Research Mentor: Krystel Huxlin, PhD

Graduates

Abeer Abu Zeitone

Abeer Abu Zeitone, PhD

Abeer obtained her B.S degree in Pharmacy and M.S degree in Clinical Pharmacy at the University of Jordan. She is pursuing her PhD in the Clinical Research Track, studying Long QT syndrome (LQTS) which is an inherited cardiac channelopathy disease.
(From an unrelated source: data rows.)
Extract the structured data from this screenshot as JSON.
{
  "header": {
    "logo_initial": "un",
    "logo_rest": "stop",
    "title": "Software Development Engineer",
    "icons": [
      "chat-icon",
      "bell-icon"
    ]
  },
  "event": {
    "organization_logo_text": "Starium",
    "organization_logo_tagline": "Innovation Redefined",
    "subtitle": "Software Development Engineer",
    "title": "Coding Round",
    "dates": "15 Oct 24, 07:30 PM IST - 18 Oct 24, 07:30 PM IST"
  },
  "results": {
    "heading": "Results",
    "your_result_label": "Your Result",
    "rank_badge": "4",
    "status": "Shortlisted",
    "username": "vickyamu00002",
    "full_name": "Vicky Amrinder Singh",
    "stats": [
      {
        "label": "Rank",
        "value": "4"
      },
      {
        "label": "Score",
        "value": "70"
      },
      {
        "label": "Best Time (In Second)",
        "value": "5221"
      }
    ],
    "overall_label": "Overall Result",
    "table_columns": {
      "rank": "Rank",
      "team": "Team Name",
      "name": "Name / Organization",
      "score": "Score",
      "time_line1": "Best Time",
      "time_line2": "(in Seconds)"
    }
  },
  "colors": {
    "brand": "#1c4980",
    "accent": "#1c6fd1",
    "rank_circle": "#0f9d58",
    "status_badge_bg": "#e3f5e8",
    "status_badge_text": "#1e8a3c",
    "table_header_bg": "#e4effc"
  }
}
Her translational biomedical research project involves utilizing the clinical information obtained from LQTS patients to investigate and find effective strategies to treat and reduce the risk of cardiac events in this group of patients.

Research Mentor:  Arthur J Moss, MD

Lesley Chapman

Lesley M. Chapman (5th Year)

Lesley obtained her B.S. degree in Biology at Duke University.  She completed an undergraduate research project in the Duke University Institute for Genome Sciences and Policy where she became interested in the genetics of infectious disease. She is pursuing her Ph.D. in the Basic Research Track, and is currently working in the laboratory of Craig Morrell, D.V.M., Ph.D.

Research Mentor: Craig Morrell, DVM, PhD

Carolyn Glass

Carolyn Glass, MD, PhD

Carolyn Glass obtained her Bachelor of Science degree from the University of California at Los Angeles (UCLA) and graduated with a Neuroscience degree, Cum Laude. She initially trained as a Physician Assistant in Neurology at the Baylor College of Medicine (M.S. Degree) and decided to pursue medical school four years later at the University of Texas Medical Branch where she graduated with her MD degree with Magna Cum Laude research distinction. She was one of six residents nationally who was accepted into an integrated vascular surgery program. After four years of vascular surgery training at the University of Rochester Medical Center, she decided to pursue her passion for basic science by matriculating into the CTSI Translational Biomedical Science PhD Program. Her current area of research involves identifying critical genes using high-throughput sequencing in the hematopoietic system.

Research Mentor: Archibald Perkins, MD, PhD

Cindi Lewis

Cindi Lewis, PhD

Cindi obtained her BSc. degree in Biotechnology at Claflin University, followed by a year in the field of Cancer Biology Genomics at the Lerner Research Institute, Cleveland Clinic. She has opted to focus on the clinical to community scope of translational research. She has worked with Dr. Nancy Chin on two research projects: a qualitative study with AIDS Care in the community of Rochester to investigate HIV+ patient experiences with services provided by this organization; and a study that established a sustained partnership between UR and the Health Department of Leh, (Ladakh, India) for initiating and maintaining programs to reduce tobacco usage in the community of Leh. She has also worked in Spanish Harlem, NYC with the National Development and Research Institute (NDRI), under the direction of Dr. James McMahon to examine the experiences of HIV+ heterosexual men in coping with their diagnosis. Her involvement in these projects have solidified her resolve to work with vulnerable populations in the area of improving access to care, quality of services rendered and delivering culturally appropriate health and science information to improve health outcomes.

For her dissertation, Cindi is working as part of a community outreach group directed by the UR HIV Vaccine Trials Network clinical research site. She has selected to work on the informed consent process in order to improve the understandability of the informed consent process for a wider cross section of individuals under the direction of Dr. Michael Keefer and Dr. Amina Alio.